Et c’est naturellement par les notions de base que démarre l’enseignement à l’école d’apprentissage. "Comme pour un bébé, on va d’abord apprendre le vocabulaire minimum : "bonjour, ça va, oui, non". Et ensuite on approfondit, décrit le formateur. C’est exactement comme la lecture, on apprend le vocabulaire au fur et à mesure".

Et les notions rentrent vite, ainsi qu’en témoigne Angélique, l’une des élèves rencontrées au cours : "comme toute langue, il faut pratiquer et réviser, mais on en tire rapidement de la satisfaction, car on arrive vite à se faire comprendre sur des éléments simples. C’est assez gratifiant."

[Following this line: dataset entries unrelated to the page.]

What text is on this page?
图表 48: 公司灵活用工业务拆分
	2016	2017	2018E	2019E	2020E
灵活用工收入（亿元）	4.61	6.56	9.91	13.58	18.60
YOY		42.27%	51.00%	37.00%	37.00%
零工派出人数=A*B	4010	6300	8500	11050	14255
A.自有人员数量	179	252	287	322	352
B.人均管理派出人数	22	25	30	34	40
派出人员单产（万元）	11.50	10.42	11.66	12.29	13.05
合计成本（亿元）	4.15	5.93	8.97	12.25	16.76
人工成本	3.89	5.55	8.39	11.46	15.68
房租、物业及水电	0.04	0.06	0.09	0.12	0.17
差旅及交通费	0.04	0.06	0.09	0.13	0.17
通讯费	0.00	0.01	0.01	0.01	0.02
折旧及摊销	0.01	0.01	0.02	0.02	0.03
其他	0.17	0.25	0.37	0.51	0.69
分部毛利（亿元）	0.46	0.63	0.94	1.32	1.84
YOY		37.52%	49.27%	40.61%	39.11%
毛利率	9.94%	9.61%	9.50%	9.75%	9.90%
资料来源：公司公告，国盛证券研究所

Le Grand Est compte ainsi quatre écoles d’apprentissage, dont deux en Alsace, à Strasbourg (Bas-Rhin) et Mulhouse (Haut-Rhin). L’an dernier, elles ont formé une centaine de personnes. Et les candidats débutants se font de plus en plus nombreux. "C’est une bonne chose. Il faut davantage développer la pratique de la langue des signes française, et dans tous les domaines. Une personne sourde n’a pas envie de passer par l’écrit ou de dépendre tout le temps de ses proches pour commander à manger dans un restaurant ou aller chez le médecin. Elle n’a pas envie qu’on l’aide pour tout, elle veut juste vivre sa vie. Pour cela, il faut avoir beaucoup plus d’interprètes formés."

Dans cette optique, le centre de formation propose des formations très ciblées, notamment à destination des entreprises ou pour l’insertion professionnelle. Les cours peuvent également être complétés par des "cafés signes", organisés chaque troisième vendredi du mois dans différents lieux de la ville de Strasbourg.